Trump: Stricter Gun Laws Not Needed After Texas Shooting

President says latest mass shooting is a ‘mental health problem at the highest level’

President Donald Trump, seen here addressing troops at Yokota Air Base on Sunday, said the U.S. and Japan “will not stand for” North Korea’s continued nuclear arms and long-range missile programs. (White House photo by Shealah Craighead/Flickr)

President Donald Trump signaled Monday he would not support legislation to stiffen gun laws after a 26-year-old man killed more than 20 people at a church in Texas on Sunday.

“Mental health is your problem here. This was a very … deranged individual,” the president said during a news conference in Tokyo with Japanese Prime Minister Shinzo Abe. He said the shooter, Devin Patrick Kelley, had “a lot of problems over a long period of time.”

“But this isn’t a guns situation. … It’s a little bit soon to go into it. Fortunately, somebody else had a gun that was shooting in the opposite direction, otherwise … it would have been much worse,” Trump said, calling the mass murder “a mental health problem at the highest level.”

The main topic during the two leaders’ appearance before U.S. and Japanese reporters was North Korea, which is expected to dominate Trump’s first trip to the region as president.

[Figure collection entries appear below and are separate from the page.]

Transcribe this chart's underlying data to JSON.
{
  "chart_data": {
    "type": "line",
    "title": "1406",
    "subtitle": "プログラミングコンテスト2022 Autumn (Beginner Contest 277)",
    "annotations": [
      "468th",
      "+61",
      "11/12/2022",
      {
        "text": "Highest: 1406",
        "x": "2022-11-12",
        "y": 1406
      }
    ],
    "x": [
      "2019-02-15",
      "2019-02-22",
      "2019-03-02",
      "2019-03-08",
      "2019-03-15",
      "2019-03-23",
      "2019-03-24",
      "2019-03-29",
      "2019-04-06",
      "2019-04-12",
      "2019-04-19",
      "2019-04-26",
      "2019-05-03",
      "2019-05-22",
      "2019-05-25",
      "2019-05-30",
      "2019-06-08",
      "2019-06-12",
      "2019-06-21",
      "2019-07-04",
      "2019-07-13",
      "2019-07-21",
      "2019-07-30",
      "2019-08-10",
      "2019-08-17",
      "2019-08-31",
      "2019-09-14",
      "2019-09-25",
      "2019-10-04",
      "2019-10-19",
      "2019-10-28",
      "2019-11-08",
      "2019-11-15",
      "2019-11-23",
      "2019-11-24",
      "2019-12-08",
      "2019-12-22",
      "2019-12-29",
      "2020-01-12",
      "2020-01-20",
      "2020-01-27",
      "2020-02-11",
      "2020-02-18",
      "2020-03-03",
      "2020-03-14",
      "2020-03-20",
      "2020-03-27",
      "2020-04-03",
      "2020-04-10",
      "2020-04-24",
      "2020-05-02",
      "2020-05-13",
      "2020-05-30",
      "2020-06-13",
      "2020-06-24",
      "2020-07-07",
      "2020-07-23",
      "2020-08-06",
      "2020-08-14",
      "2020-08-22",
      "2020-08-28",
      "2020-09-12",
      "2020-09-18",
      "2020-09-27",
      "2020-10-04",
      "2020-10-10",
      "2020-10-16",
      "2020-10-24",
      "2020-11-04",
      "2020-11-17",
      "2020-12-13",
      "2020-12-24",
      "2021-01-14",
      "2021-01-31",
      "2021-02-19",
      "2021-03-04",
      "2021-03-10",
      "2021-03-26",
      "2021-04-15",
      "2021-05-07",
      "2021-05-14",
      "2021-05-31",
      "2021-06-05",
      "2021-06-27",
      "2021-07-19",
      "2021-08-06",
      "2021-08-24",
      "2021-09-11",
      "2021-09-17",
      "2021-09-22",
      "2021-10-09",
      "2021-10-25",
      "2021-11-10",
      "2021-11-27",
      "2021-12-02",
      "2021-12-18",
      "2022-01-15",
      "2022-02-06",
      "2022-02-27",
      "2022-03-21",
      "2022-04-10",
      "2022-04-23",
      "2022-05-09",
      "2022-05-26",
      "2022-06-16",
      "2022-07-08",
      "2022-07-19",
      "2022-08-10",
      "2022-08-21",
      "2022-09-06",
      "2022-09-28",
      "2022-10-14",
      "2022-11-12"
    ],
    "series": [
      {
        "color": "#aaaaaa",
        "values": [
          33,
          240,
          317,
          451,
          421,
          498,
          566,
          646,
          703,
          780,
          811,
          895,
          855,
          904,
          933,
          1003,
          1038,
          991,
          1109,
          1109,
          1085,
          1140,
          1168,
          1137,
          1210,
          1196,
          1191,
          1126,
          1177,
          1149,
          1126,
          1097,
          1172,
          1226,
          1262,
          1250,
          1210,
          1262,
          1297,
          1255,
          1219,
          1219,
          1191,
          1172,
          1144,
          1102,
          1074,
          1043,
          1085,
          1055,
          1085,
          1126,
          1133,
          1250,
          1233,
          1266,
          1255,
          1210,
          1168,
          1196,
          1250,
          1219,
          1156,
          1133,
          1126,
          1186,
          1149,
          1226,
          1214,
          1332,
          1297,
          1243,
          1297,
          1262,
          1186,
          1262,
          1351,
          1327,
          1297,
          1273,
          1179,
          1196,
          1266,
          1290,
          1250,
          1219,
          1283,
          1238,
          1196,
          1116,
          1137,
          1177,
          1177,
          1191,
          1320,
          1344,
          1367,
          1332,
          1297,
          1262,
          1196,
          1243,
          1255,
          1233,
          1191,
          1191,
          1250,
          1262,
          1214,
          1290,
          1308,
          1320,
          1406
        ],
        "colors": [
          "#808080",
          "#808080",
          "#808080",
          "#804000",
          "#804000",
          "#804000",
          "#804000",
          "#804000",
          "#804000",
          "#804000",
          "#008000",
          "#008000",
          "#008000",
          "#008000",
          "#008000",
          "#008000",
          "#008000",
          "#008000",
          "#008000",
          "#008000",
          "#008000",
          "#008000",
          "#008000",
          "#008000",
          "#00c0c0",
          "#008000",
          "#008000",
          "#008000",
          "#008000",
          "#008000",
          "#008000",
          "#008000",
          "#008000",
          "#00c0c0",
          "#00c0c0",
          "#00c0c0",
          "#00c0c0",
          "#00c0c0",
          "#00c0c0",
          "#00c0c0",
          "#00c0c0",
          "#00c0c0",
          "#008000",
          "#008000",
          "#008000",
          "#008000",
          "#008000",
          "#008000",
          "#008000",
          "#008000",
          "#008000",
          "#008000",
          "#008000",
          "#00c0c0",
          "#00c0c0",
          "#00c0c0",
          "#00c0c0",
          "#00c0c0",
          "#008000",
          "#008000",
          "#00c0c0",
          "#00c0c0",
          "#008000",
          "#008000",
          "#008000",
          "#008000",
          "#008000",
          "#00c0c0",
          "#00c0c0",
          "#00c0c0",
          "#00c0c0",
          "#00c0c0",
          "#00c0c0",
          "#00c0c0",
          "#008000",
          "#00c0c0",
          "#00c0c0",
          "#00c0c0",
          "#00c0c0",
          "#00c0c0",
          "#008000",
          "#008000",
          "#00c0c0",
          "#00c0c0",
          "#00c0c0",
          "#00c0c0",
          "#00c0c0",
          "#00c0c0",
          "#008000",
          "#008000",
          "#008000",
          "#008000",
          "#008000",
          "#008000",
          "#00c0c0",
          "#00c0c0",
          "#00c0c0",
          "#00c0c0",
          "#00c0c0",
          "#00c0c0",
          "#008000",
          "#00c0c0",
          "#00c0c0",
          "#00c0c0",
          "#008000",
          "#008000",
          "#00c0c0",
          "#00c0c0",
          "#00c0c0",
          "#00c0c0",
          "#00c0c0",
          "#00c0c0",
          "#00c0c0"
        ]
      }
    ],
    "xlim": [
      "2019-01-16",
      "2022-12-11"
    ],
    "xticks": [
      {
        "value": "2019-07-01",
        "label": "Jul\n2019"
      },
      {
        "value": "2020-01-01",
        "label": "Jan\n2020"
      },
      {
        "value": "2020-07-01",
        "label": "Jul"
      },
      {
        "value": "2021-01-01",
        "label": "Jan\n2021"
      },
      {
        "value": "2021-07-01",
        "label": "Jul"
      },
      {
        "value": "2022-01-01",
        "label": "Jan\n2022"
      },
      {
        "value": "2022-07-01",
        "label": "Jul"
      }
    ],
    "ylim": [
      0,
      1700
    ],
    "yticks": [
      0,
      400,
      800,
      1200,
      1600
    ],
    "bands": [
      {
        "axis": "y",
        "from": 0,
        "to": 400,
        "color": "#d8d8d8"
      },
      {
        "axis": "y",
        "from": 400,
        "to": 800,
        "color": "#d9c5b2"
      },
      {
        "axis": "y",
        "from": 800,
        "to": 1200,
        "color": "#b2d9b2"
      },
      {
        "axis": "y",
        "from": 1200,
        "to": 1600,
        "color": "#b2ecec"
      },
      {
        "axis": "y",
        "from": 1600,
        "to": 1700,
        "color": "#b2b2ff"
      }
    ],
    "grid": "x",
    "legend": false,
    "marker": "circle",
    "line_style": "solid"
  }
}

Trump and Abe both struck a tough tone toward Pyongyang in the standoff over its nuclear arms and long-range missile program.

Trump described the isolated nation’s recent nuclear and missile tests as “dangerous aggressions” and called its weapons programs “unlawful” and its nuclear tests “illegal.” The North Korean government is a “threat to the civilized world” and “international peace and stability,” he said.

“We will not stand for that. The era of ‘strategic patience’ is over,” Trump said several days after one of his top national security advisers signaled that any U.S. military action is months away. “Some people said that my rhetoric is very strong. But look what’s happened with very weak rhetoric over the last 25 years. Look where we’re at right now.”

Abe said he and Trump are “together 100 percent,” adding that he supports the American commander in chief’s stance that “all options are on the table.” The international community has tried to dialogue with North Korea for decades, but Pyongyang has responded by breaking its own promises to abandon its weapons programs while continuing to develop them in secret.

To counter North Korea’s missiles, Japan intends to buy “massive amounts” of military equipment from the United States, Trump said. He pointed to F-35 fighter jets and “missiles of many different kinds.”

“We will be buying more from the United States,” Abe said, adding Aegis guided missile system-equipped naval ships to the list.

Trump noted such an uptick in military deals would create jobs for Americans and greater security for Japan.

The U.S. president often uses hard-line rhetoric when discussing what he intends to do about North Korea. On Monday, Abe joined him in doing so.

There is “no point in dialogue for the sake for dialogue with North Korea,” Abe said.

Now is a “time not for dialogue, but for maximum pressure on North Korea,” the Japanese leader said, adding: “No one likes conflict. I don’t like it, Mr. Trump neither. But North Korea continues its provocation.”

The duo was also asked about trade in the Asia-Pacific region ahead of a major summit of regional leaders next week.

Trump made clear he intends later during his 12-day Asian swing to press Chinese President Xi Jinping on making U.S.-China trade more of a two-way street. He promised “strong action” by the United States under his administration in cracking down on unjust trade actions, and repeated his demand that trade between the two countries must become “reciprocal.”

Trump argued again Monday that U.S. companies get a raw deal in China, and he remains frustrated by Chinese tactics that cost American companies intellectual property claims over their technologies and products.